Новый знакомый, сосед по нарам, чеченец Ибрагим, самодеятельный художник, выполнявший не только заказы коллег-сидельцев, но и участвовавший в оформлении местной стенгазеты, который появился у него за несколько месяцев до «последнего звонка», казалось, почуял тайную мечту Кольки.
— Коля, ты обычно какой путь выбираешь, когда «откидываешься»? — уверенно начинал Ибрагим. — Ты не вор, поэтому ищешь работу. Так? В приличные места тебя не берут. Правильно? Ведь на тебе печатей ставить негде. Ни в документах, ни на теле… Находишь шабашку… Живешь, где попало. Везде окружает серость и грязь. Никто тебя за человека не считает. Неважно: Сибирь, Урал, Средняя полоса — один черт! Откуда хорошему настроению взяться? Откуда, извини за гнилой базар, взяться светлому будущему? Будущего нет. Значит — озлобление. Ну, а потом — или хозяева на тебя какой-нибудь грех свалят, или новые друзья попутают, уговорят на «пустяковое» дело, или напьешься-подерешься… Опять срок…
— Все ты знаешь, Ибрагим! Откуда столько ума набрался? — насмешливо соглашался Колька, оглядывая Ибрагима, получившего уже здесь, в заключении, кличку Абрек, тянувшего срок за кражу скота с дагестанских пастбищ и продажу его в Сибирь, невысокого, худощавого, согбенного сорокалетнего мужичка, весь невнушительный облик которого никак не вязался с образом справного разбойного горца.
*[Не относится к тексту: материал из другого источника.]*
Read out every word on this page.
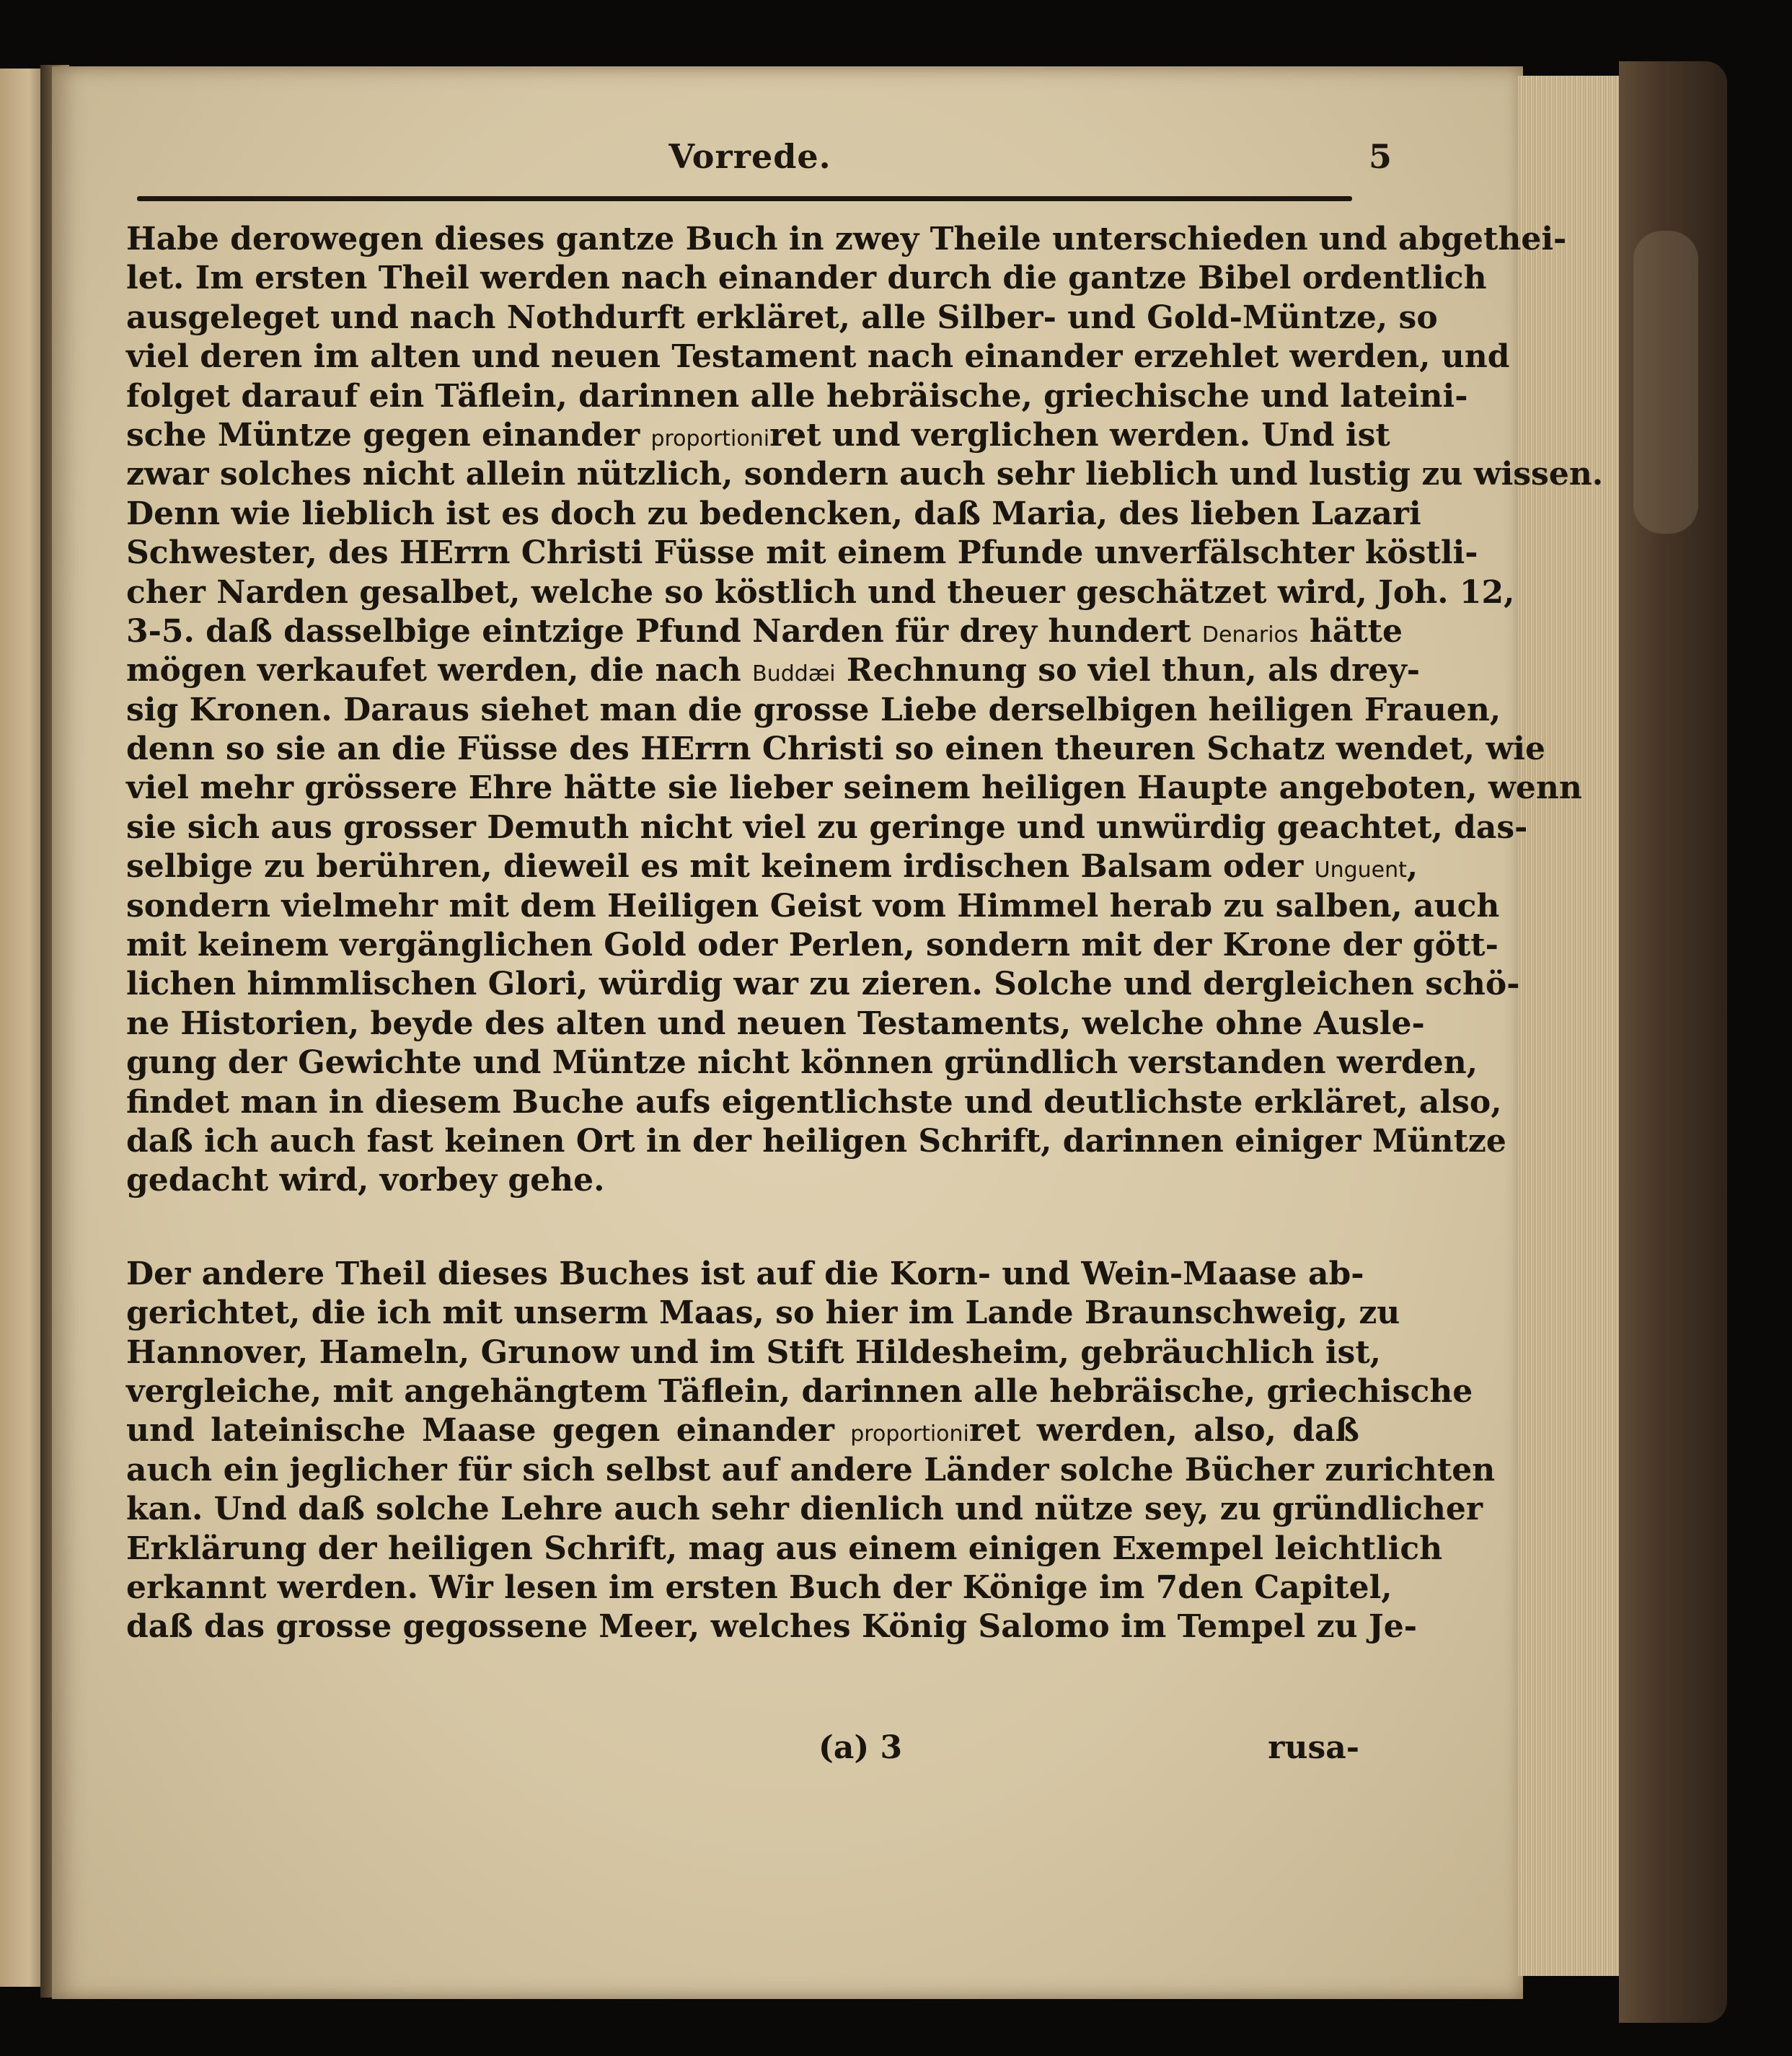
Vorrede.	5
Habe derowegen dieses gantze Buch in zwey Theile unterschieden und abgethei-
let. Im ersten Theil werden nach einander durch die gantze Bibel ordentlich
ausgeleget und nach Nothdurft erkläret, alle Silber- und Gold-Müntze, so
viel deren im alten und neuen Testament nach einander erzehlet werden, und
folget darauf ein Täflein, darinnen alle hebräische, griechische und lateini-
sche Müntze gegen einander proportioniret und verglichen werden. Und ist
zwar solches nicht allein nützlich, sondern auch sehr lieblich und lustig zu wissen.
Denn wie lieblich ist es doch zu bedencken, daß Maria, des lieben Lazari
Schwester, des HErrn Christi Füsse mit einem Pfunde unverfälschter köstli-
cher Narden gesalbet, welche so köstlich und theuer geschätzet wird, Joh. 12,
3-5. daß dasselbige eintzige Pfund Narden für drey hundert Denarios hätte
mögen verkaufet werden, die nach Buddæi Rechnung so viel thun, als drey-
sig Kronen. Daraus siehet man die grosse Liebe derselbigen heiligen Frauen,
denn so sie an die Füsse des HErrn Christi so einen theuren Schatz wendet, wie
viel mehr grössere Ehre hätte sie lieber seinem heiligen Haupte angeboten, wenn
sie sich aus grosser Demuth nicht viel zu geringe und unwürdig geachtet, das-
selbige zu berühren, dieweil es mit keinem irdischen Balsam oder Unguent,
sondern vielmehr mit dem Heiligen Geist vom Himmel herab zu salben, auch
mit keinem vergänglichen Gold oder Perlen, sondern mit der Krone der gött-
lichen himmlischen Glori, würdig war zu zieren. Solche und dergleichen schö-
ne Historien, beyde des alten und neuen Testaments, welche ohne Ausle-
gung der Gewichte und Müntze nicht können gründlich verstanden werden,
findet man in diesem Buche aufs eigentlichste und deutlichste erkläret, also,
daß ich auch fast keinen Ort in der heiligen Schrift, darinnen einiger Müntze
gedacht wird, vorbey gehe.
Der andere Theil dieses Buches ist auf die Korn- und Wein-Maase ab-
gerichtet, die ich mit unserm Maas, so hier im Lande Braunschweig, zu
Hannover, Hameln, Grunow und im Stift Hildesheim, gebräuchlich ist,
vergleiche, mit angehängtem Täflein, darinnen alle hebräische, griechische
und lateinische Maase gegen einander proportioniret werden, also, daß
auch ein jeglicher für sich selbst auf andere Länder solche Bücher zurichten
kan. Und daß solche Lehre auch sehr dienlich und nütze sey, zu gründlicher
Erklärung der heiligen Schrift, mag aus einem einigen Exempel leichtlich
erkannt werden. Wir lesen im ersten Buch der Könige im 7den Capitel,
daß das grosse gegossene Meer, welches König Salomo im Tempel zu Je-
(a) 3	rusa-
По-русски Ибрагим говорил чисто, лишь слегка окая, что свойственно вайнахам, и достаточно грамотно, чему, впрочем, удивляться не стоило — человек окончил десять классов общеобразовательной школы (во всяком случае, так он сам объяснял свою хорошую развитость). Ко всему, даже физиономия не давала основание сказать о нем — «лицо кавказской национальности». — Ты сам-то, когда выйдешь, опять будешь: «Крепко за баранку держись, шофер»? — Здесь Колька продолжал иронизировать: Ибрагим попался на перевозке краденого скота на автомобиле, принадлежавшем приличной, как он уверял, фирме, в которой работал.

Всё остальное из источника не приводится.